This article was written by Auguste Meyrat and published in The Federalist.
Last Friday, the U.S. Supreme Court heard arguments for Securities and Exchange Commission v. Jarkesy, which challenges the authority of the administrative state. The defendant is George Jarkesy, a conservative radio host who was fined over half-a-million dollars by the SEC for allegedly defrauding investors and appealed this sentence by arguing that the SEC does not have the constitutional authority to do this.
His legal team makes three arguments: (1) The SEC is violating the Seventh Amendment, which guarantees a trial by jury; (2) the SEC doesn’t have the authority to adjudicate these matters since it’s an executive agency, not a federal court; and (3) the SEC judges are unfairly protected from serious political and legal accountability.
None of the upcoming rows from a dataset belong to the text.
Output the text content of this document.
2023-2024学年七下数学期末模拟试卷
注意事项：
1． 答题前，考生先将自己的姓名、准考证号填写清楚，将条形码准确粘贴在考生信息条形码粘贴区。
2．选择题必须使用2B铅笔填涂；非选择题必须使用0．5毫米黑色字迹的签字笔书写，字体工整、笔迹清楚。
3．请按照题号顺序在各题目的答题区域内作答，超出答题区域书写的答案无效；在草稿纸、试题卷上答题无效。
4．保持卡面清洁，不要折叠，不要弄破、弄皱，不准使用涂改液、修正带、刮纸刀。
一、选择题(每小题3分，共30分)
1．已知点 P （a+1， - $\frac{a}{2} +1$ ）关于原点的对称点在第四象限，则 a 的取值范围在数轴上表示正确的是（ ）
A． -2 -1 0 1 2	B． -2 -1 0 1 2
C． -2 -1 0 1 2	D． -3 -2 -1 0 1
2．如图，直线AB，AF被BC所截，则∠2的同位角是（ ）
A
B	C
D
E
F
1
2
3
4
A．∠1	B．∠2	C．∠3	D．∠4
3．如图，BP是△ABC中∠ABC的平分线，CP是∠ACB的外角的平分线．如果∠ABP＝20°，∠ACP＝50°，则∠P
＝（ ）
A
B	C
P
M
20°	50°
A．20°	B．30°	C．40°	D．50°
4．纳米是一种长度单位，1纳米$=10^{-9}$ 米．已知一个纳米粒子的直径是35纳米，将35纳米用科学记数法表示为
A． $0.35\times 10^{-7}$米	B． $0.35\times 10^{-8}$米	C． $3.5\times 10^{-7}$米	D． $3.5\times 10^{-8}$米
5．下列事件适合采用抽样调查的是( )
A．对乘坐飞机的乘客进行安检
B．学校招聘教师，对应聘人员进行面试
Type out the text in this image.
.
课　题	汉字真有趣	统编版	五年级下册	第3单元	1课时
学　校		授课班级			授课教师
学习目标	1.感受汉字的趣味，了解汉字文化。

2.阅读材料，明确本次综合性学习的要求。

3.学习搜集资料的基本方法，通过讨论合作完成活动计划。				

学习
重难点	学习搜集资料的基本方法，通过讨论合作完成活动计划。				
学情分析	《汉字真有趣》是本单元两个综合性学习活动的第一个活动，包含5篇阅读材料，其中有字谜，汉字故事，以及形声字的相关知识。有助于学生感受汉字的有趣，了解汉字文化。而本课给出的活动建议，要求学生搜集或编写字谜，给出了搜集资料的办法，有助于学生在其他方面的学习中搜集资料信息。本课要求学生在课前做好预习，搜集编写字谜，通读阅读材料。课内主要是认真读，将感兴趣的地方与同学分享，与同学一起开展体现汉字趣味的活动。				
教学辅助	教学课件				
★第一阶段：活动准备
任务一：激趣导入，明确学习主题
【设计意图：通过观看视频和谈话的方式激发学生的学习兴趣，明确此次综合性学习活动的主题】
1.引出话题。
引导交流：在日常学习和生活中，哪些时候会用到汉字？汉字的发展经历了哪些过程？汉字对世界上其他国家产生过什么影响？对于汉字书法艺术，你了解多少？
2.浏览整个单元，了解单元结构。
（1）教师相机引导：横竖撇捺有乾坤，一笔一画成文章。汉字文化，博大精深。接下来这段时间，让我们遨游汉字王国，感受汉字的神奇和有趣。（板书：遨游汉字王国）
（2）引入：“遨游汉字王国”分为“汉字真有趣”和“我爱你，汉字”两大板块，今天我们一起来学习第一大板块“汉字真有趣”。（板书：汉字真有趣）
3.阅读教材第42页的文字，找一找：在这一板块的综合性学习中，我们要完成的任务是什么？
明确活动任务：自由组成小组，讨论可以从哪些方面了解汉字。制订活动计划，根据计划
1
All these arguments add up to condemn the administrative state as a whole, which Jarkesy’s team claims “is effectively rigged against virtually every defendant that goes before an ALJ [administrative law judge].”
Based on Supreme Court justices’ questioning (specifically those appointed by Trump), Jarkesy may be actually successful in winning his case. According to a report from The New York Times, Justice Kavanaugh took issue with the fact that the SEC is basically acting as the judge, jury, and executioner; Justice Gorsuch pointed out the lack of accountability that results from no jury option; and Justice Coney Barrett was bothered by the blurriness between what counts as public and private law.